There was sufficient staff available to meet the needs of people. Through recruitment and training processes, people were cared for by people who had the right skills to meet their needs.

People were supported by competent staff to take their medicines safely. People had access to health and social care professionals as they were required.

People found staff to be caring and supportive. Staff knew people at the home well; they addressed people in a calm and dignified way and understood their needs.

Staff encouraged people to participate in activities, and offered them choice when they did not want to participate in any planned events. People were happy in the home.

People were provided with opportunities to express their views on the service through meetings and in discussion with the providers and manager. Meetings were being planned to implement a new format of care records with people and their relatives/representatives to allow them to express their views.

A programme of audits was completed by the manager to ensure the welfare and safety of people. These audits and reviews had identified concerns with care records and a lack of information around the capacity of people to consent to their care and treatment. These areas were being addressed.
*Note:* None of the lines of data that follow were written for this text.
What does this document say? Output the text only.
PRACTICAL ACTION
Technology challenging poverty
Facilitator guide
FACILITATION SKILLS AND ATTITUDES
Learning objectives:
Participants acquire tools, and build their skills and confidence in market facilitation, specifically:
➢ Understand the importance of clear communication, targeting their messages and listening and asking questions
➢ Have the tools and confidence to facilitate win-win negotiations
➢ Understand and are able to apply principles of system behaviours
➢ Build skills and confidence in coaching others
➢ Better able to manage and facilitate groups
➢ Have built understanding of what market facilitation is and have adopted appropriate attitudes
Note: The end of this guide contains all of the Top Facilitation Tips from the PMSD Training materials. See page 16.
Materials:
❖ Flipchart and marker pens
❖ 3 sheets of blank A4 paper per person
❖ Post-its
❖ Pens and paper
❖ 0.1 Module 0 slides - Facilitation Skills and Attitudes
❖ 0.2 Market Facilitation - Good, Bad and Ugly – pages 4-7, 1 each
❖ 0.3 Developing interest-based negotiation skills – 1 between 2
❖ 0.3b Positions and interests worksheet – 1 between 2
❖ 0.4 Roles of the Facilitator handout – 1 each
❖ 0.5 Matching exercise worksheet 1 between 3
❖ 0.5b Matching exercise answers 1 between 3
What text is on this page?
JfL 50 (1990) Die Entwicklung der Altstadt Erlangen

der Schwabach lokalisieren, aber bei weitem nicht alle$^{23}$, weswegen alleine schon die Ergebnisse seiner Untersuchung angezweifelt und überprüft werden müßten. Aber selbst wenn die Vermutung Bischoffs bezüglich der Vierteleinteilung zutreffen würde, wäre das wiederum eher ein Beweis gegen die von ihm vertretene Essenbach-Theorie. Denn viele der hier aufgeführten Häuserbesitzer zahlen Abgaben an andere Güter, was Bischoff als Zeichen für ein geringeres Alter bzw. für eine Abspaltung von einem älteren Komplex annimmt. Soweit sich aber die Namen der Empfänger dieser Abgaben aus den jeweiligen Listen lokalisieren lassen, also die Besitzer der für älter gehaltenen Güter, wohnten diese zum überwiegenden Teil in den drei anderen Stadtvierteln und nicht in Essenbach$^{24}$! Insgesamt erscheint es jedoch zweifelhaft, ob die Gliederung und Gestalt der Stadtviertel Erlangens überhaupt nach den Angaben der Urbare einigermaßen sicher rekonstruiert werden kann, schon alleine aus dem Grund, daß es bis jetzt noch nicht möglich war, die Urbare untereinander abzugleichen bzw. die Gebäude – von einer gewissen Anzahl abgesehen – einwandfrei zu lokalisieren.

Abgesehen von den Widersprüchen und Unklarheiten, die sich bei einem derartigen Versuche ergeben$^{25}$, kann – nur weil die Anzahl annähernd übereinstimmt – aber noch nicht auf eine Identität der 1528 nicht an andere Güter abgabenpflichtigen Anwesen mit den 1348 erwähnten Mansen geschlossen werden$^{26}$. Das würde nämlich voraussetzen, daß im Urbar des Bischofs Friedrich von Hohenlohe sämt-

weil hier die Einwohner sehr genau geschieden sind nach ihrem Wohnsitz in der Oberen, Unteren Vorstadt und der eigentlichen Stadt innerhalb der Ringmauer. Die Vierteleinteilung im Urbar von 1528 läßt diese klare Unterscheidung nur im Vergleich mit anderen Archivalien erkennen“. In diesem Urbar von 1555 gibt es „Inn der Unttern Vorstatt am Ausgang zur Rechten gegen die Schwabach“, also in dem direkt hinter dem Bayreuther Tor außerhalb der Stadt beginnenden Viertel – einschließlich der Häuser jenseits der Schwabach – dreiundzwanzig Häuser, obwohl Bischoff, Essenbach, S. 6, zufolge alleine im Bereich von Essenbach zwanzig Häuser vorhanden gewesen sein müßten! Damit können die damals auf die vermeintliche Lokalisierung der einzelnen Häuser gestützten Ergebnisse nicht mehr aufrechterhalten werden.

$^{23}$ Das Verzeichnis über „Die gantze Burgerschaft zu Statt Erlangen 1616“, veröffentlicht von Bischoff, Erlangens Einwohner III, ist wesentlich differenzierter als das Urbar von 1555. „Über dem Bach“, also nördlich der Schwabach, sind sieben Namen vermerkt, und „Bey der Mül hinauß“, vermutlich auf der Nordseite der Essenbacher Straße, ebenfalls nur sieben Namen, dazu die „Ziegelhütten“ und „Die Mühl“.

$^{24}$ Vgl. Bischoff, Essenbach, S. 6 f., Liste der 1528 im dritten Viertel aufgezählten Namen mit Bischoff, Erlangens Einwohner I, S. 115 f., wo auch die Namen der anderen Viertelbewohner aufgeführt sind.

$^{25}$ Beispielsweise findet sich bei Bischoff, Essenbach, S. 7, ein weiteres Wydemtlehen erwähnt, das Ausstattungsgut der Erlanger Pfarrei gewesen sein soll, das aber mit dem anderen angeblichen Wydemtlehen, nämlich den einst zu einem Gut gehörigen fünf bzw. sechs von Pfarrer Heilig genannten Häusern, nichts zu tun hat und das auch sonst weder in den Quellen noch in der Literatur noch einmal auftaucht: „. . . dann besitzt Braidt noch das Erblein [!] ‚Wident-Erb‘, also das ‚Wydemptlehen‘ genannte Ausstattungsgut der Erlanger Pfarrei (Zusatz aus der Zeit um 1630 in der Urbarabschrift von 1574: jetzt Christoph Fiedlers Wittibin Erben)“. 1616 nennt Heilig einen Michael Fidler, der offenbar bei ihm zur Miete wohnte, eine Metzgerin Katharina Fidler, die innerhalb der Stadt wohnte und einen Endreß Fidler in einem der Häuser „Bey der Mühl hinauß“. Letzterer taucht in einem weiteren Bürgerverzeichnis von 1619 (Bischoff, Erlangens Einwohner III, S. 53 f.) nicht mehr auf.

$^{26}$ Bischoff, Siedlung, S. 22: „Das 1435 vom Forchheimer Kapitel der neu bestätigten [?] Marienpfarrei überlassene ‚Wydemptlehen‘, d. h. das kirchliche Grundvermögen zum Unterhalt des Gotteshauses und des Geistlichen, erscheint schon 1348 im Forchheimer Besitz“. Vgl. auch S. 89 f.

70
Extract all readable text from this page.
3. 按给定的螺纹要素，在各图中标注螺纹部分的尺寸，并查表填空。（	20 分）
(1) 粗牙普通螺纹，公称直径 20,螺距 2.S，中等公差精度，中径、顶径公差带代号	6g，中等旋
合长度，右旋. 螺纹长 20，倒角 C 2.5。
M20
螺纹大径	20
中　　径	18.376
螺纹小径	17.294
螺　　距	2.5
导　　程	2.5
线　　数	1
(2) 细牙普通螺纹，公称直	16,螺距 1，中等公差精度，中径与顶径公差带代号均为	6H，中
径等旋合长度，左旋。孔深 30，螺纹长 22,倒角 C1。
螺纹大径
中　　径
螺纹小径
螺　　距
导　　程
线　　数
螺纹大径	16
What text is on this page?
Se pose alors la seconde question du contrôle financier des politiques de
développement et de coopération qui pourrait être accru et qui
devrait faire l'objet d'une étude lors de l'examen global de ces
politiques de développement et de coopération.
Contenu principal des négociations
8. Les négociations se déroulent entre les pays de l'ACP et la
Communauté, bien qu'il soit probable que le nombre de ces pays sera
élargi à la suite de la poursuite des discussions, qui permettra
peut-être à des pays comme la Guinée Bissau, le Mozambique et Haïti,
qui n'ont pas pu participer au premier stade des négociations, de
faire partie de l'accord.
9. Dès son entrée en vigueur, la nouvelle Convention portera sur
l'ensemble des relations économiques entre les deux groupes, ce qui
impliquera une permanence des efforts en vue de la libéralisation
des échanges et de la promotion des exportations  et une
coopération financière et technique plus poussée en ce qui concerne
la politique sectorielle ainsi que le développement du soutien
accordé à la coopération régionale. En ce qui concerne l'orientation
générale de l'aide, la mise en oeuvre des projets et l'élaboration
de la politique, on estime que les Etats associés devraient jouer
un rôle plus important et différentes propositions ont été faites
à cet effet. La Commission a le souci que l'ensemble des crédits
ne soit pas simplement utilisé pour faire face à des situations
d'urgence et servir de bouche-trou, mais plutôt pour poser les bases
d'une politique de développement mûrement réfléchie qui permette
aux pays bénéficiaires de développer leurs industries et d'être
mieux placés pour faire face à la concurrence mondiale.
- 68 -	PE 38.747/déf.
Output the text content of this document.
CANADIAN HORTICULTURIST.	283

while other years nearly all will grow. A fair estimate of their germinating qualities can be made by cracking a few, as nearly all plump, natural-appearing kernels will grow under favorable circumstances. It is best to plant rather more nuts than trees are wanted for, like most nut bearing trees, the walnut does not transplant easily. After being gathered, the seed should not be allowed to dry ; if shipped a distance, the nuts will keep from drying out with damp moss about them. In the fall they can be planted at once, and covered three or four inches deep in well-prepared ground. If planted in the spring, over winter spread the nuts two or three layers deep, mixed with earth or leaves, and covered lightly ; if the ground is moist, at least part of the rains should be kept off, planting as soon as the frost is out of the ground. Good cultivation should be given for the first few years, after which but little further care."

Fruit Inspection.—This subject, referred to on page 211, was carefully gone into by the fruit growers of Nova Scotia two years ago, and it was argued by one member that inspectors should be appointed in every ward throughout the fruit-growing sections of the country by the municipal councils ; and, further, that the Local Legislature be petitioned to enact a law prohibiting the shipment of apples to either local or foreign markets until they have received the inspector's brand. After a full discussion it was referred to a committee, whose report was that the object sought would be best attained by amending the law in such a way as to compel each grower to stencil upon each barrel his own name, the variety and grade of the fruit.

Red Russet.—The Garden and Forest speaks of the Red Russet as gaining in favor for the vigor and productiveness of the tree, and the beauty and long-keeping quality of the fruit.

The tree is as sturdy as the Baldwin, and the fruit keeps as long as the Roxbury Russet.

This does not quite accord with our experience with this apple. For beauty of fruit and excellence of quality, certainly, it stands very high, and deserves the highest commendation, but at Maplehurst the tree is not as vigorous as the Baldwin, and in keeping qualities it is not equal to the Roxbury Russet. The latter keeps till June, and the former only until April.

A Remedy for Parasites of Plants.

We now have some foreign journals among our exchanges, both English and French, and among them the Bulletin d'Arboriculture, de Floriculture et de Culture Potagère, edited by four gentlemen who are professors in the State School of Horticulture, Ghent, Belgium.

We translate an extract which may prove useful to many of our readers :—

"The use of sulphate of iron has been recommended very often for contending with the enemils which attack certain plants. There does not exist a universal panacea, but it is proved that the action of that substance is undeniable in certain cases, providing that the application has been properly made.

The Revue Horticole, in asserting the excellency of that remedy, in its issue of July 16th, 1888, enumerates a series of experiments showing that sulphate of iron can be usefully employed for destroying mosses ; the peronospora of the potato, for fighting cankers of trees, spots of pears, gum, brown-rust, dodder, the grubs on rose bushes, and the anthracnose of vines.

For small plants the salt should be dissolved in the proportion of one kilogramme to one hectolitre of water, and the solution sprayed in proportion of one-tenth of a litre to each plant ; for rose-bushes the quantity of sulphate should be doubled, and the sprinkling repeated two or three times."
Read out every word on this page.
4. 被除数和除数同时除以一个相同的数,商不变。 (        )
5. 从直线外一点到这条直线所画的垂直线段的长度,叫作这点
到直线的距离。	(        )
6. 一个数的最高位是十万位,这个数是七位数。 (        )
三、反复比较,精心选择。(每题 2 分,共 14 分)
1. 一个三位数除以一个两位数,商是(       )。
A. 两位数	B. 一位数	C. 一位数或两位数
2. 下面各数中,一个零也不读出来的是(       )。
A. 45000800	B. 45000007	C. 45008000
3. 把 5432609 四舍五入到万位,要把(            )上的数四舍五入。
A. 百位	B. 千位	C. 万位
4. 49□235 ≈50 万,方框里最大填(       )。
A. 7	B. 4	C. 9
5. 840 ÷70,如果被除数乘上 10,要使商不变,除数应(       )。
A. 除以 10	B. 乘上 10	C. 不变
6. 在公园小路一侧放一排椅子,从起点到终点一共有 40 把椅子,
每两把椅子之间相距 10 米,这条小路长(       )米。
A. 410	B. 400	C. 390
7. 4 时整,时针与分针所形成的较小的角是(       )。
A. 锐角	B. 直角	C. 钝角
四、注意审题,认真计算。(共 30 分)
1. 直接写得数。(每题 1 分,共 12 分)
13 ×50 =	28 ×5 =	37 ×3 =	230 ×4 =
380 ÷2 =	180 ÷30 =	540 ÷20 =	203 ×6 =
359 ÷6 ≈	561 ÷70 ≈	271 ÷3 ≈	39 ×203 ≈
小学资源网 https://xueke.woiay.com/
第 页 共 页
People who worked and lived at the home felt able to express any concerns they may have and have these responded to promptly. The manager and provider promoted an open and honest culture of communication in the home and people responded well to this. Processes were in place to address and learn from any complaints, incidents and accidents.

We found two breaches of the Health and Social Care Act 2008 (Regulated Activities) Regulations 2010 which correspond to the Health and Social Care Act 2008 (Regulated Activities) Regulations 2014.You can see what action we told the provider to take at the back of the full version of this report.